Fulton is the mother of Trayvon Martin, a black teen whose shooting death at the hands of George Zimmerman in 2012 sparked a national dialogue on race and justice. The op-ed, titled “Why I Support Hillary Clinton” and published Monday, details Fulton’s reasons for throwing her support behind the Democratic frontrunner.
“With so many of our children’s lives on the line or taken, we simply can’t afford to elect a Republican who refuses even to acknowledge the problem of senseless gun violence,” Fulton writes. “The rising generation of our young people need a president who will stand up to inaction from Republicans and indifference from the National Rifle Association. I believe that person is Hillary Clinton.”
Fulton says she supports President Obama’s recent executive actions for common-sense gun reform and says she believes Clinton will take them a step further, specifically by closing the gun show loophole.
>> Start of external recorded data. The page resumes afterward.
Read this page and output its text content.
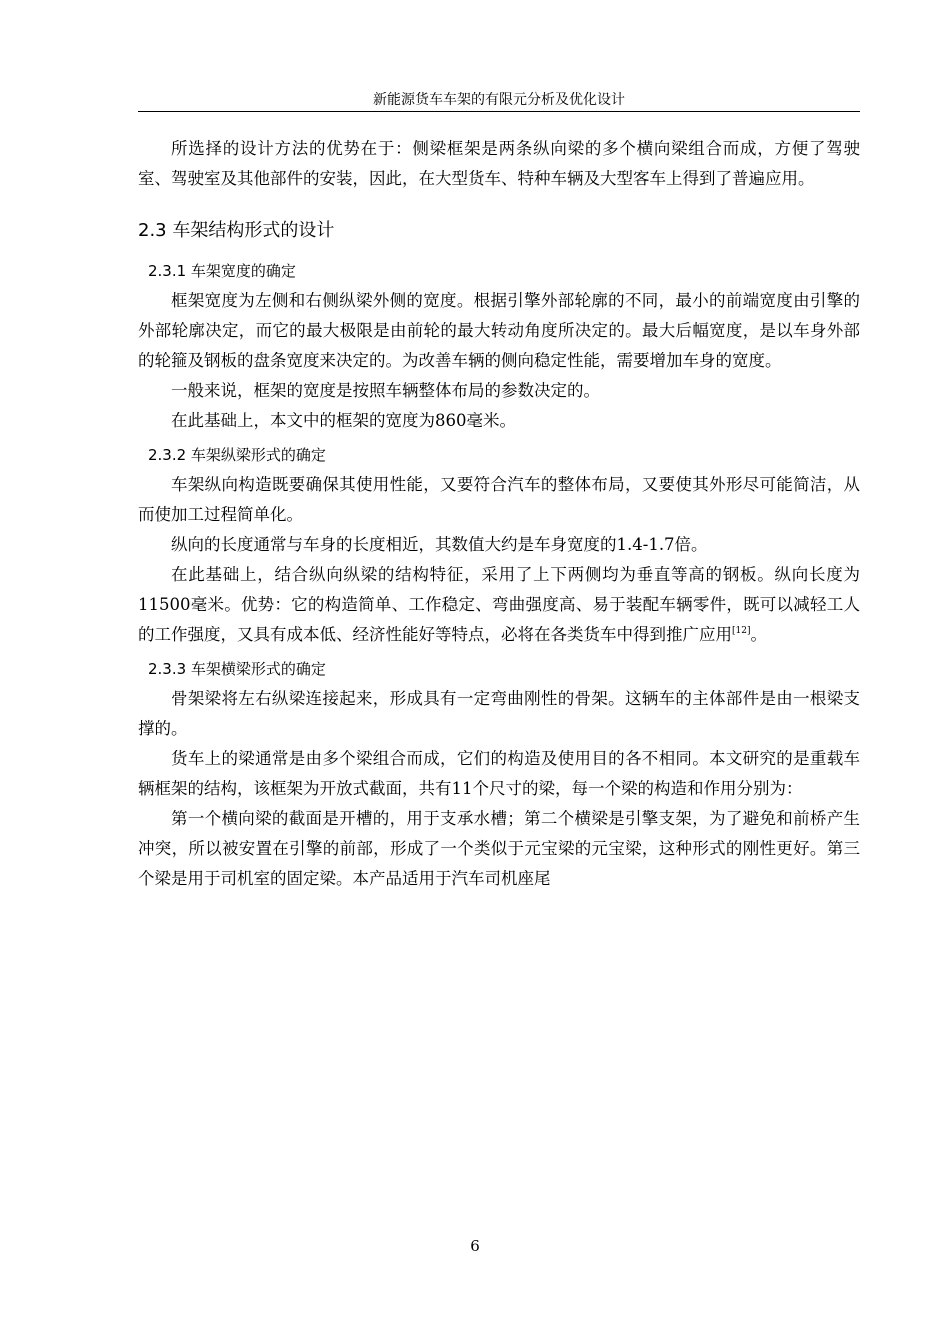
新能源货车车架的有限元分析及优化设计

所选择的设计方法的优势在于：侧梁框架是两条纵向梁的多个横向梁组合而成，方便了驾驶室、驾驶室及其他部件的安装，因此，在大型货车、特种车辆及大型客车上得到了普遍应用。

2.3 车架结构形式的设计
2.3.1 车架宽度的确定

框架宽度为左侧和右侧纵梁外侧的宽度。根据引擎外部轮廓的不同，最小的前端宽度由引擎的外部轮廓决定，而它的最大极限是由前轮的最大转动角度所决定的。最大后幅宽度，是以车身外部的轮箍及钢板的盘条宽度来决定的。为改善车辆的侧向稳定性能，需要增加车身的宽度。

一般来说，框架的宽度是按照车辆整体布局的参数决定的。

在此基础上，本文中的框架的宽度为860毫米。

2.3.2 车架纵梁形式的确定

车架纵向构造既要确保其使用性能，又要符合汽车的整体布局，又要使其外形尽可能简洁，从而使加工过程简单化。

纵向的长度通常与车身的长度相近，其数值大约是车身宽度的1.4-1.7倍。

在此基础上，结合纵向纵梁的结构特征，采用了上下两侧均为垂直等高的钢板。纵向长度为11500毫米。优势：它的构造简单、工作稳定、弯曲强度高、易于装配车辆零件，既可以减轻工人的工作强度，又具有成本低、经济性能好等特点，必将在各类货车中得到推广应用[12]。

2.3.3 车架横梁形式的确定

骨架梁将左右纵梁连接起来，形成具有一定弯曲刚性的骨架。这辆车的主体部件是由一根梁支撑的。

货车上的梁通常是由多个梁组合而成，它们的构造及使用目的各不相同。本文研究的是重载车辆框架的结构，该框架为开放式截面，共有11个尺寸的梁，每一个梁的构造和作用分别为：

第一个横向梁的截面是开槽的，用于支承水槽；第二个横梁是引擎支架，为了避免和前桥产生冲突，所以被安置在引擎的前部，形成了一个类似于元宝梁的元宝梁，这种形式的刚性更好。第三个梁是用于司机室的固定梁。本产品适用于汽车司机座尾

6
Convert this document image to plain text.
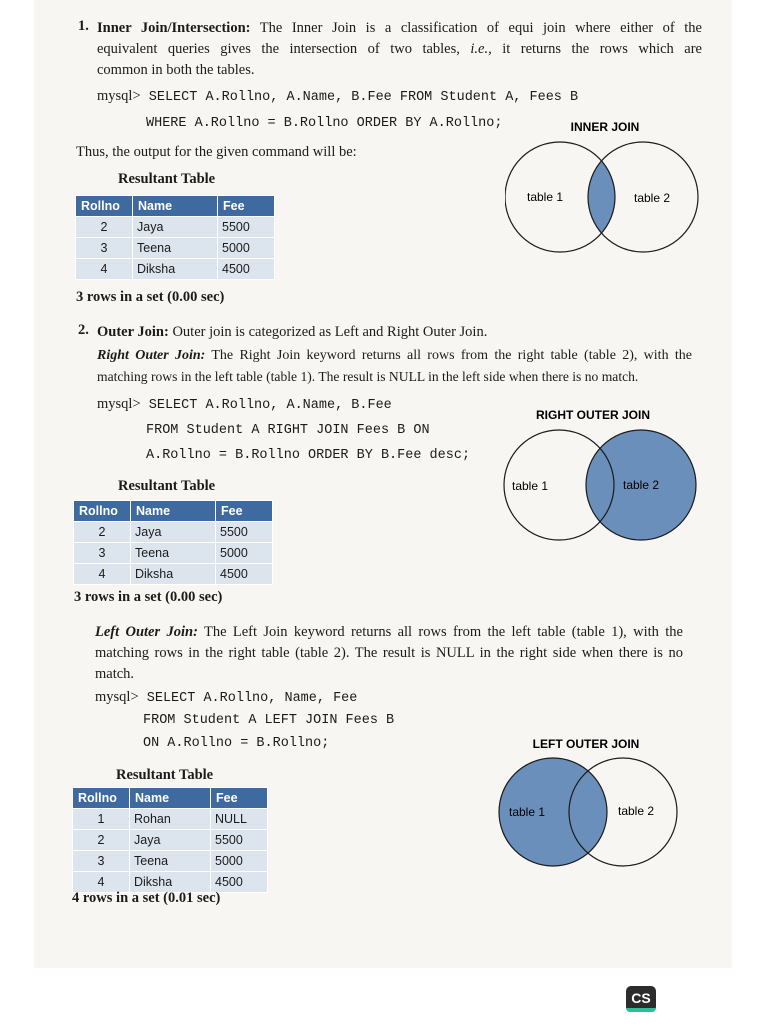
1. Inner Join/Intersection: The Inner Join is a classification of equi join where either of the
equivalent queries gives the intersection of two tables, i.e., it returns the rows which are
common in both the tables.
mysql> SELECT A.Rollno, A.Name, B.Fee FROM Student A, Fees B
WHERE A.Rollno = B.Rollno ORDER BY A.Rollno;
Thus, the output for the given command will be:
Resultant Table
Rollno	Name	Fee
2	Jaya	5500
3	Teena	5000
4	Diksha	4500
3 rows in a set (0.00 sec)
INNER JOIN
table 1	table 2
2. Outer Join: Outer join is categorized as Left and Right Outer Join.
Right Outer Join: The Right Join keyword returns all rows from the right table (table 2), with the
matching rows in the left table (table 1). The result is NULL in the left side when there is no match.
mysql> SELECT A.Rollno, A.Name, B.Fee
FROM Student A RIGHT JOIN Fees B ON
A.Rollno = B.Rollno ORDER BY B.Fee desc;
Resultant Table
Rollno	Name	Fee
2	Jaya	5500
3	Teena	5000
4	Diksha	4500
3 rows in a set (0.00 sec)
RIGHT OUTER JOIN
table 1	table 2
Left Outer Join: The Left Join keyword returns all rows from the left table (table 1), with the
matching rows in the right table (table 2). The result is NULL in the right side when there is no
match.
mysql> SELECT A.Rollno, Name, Fee
FROM Student A LEFT JOIN Fees B
ON A.Rollno = B.Rollno;
Resultant Table
Rollno	Name	Fee
1	Rohan	NULL
2	Jaya	5500
3	Teena	5000
4	Diksha	4500
4 rows in a set (0.01 sec)
LEFT OUTER JOIN
table 1	table 2
CS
But, of course, there is more than gun control at play. There is the issue of systemic racism that leads to the unjust deaths and incarcerations of black people in this country. Fulton addresses this as well:
“She sees what I see: a criminal justice system that is not always just. A system that has contributed to creating a reality where just selling cigarettes, playing loud music, looking at a cop the wrong way or walking home from the store are now activities that can get you killed. If you look at the numbers, America is missing 1.5 million men of color — lost to a system of violence and mass incarceration that seems to have long since forgotten them, but we haven’t.”
The op-ed ends with Fulton listing off names, names that have unfortunately become familiar to many of us: Eric Garner, Jordan Davis, Laquan McDonald, Freddie Gray, Michael Brown, Oscar Grant, Sean Bell,Tamir Rice.
This also reminds me that Hillary Clinton vowed to cut ties with the private prison industry last October.
“When we’re dealing with a mass incarceration crisis, we don’t need private industry incentives that may contribute — or have the appearance of contributing — to over-incarceration,” Clinton campaign spokesperson Xochitl Hinojosa told ThinkProgress when the decision was made.
As it stands, the school-to-prison pipeline system is incarcerating black people at rates much higher than those of white people. One in every three black men will be incarcerated in his lifetime.
We have made some progress in the past few years. A Republican president would threaten to undo all of it, and regress us even further. I agree with Sybrina Fulton. We must protest, and we must vote.